Saudi Arabia Sets up Deal to Buy U.S. Natural Gas

Saudi Arabia has set up a deal to purchase U.S. liquefied natural gas from Sempra Energy, a new strategic direction for Riyadh, as the country seeks to establish a footprint in the growing global market for the fuel, the Wall Street Journal reported.

Saudi Arabian Oil Co., known as Aramco, plans to purchase gas from San Diego-based Sempra Energy’s Port Arthur project in Texas, the companies said Wednesday, confirming an earlier Wall Street Journal report.

The two companies said their respective subsidiaries, Aramco Services and Sempra LNG, have signed a “heads of agreement,” which anticipates the negotiation and finalization of a definitive 20-year sale-and-purchase agreement covering 5 million metric tons each year from the Port Arthur LNG export project under development.

The agreement also includes the planned negotiation and finalization of a 25 percent equity investment in Phase 1 of the Port Arthur project, Aramco and Sempra said in a news release.
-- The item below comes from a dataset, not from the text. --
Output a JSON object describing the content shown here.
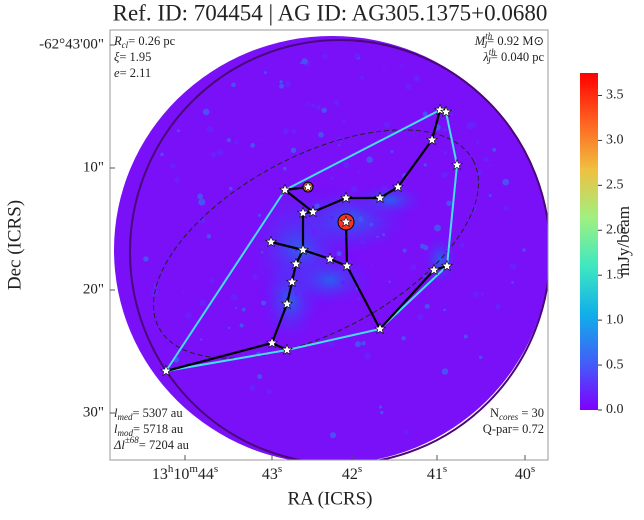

Aramco had been expected to close a deal to purchase LNG after holding talks with several U.S. producers and a Russian producer in recent months. However, it isn’t clear whether the gas will be used to power the kingdom’s local economy, or sold on to international buyers.

The deal demonstrates how the U.S. energy boom is dramatically changing global trade. Historically, Saudi Arabia has been a major supplier of oil to the U.S. But with the evolution of shale drilling in the U.S., the Energy Department predicts America will become a net energy exporter next year.

Shale has catapulted the U.S. to being one of the top shippers of LNG, with the Energy Information Administration forecasting it will become the world’s third-largest exporter this year.

Aramco has signaled that it intends to boost its gas investments by tens of billions of dollars, domestically and internationally, following similar moves by major energy companies. Royal Dutch Shell PLC and BP PLC are reorienting their energy portfolios toward gas as demand growth for it is expected to outpace oil.

Saudi Arabia, the world’s largest oil exporter, is expanding beyond crude as it prepares for a time when demand stagnates as the world shifts towards cleaner fuels, the Financial Times adds.

Aramco is already planning billions of dollars worth of investments in its Port Arthur refinery, the largest in the U.S. 

The kingdom is boosting domestic exploration and production of both conventional gas resources and those from shale fields, to feed into power generation as well as to fuel the petrochemicals sector.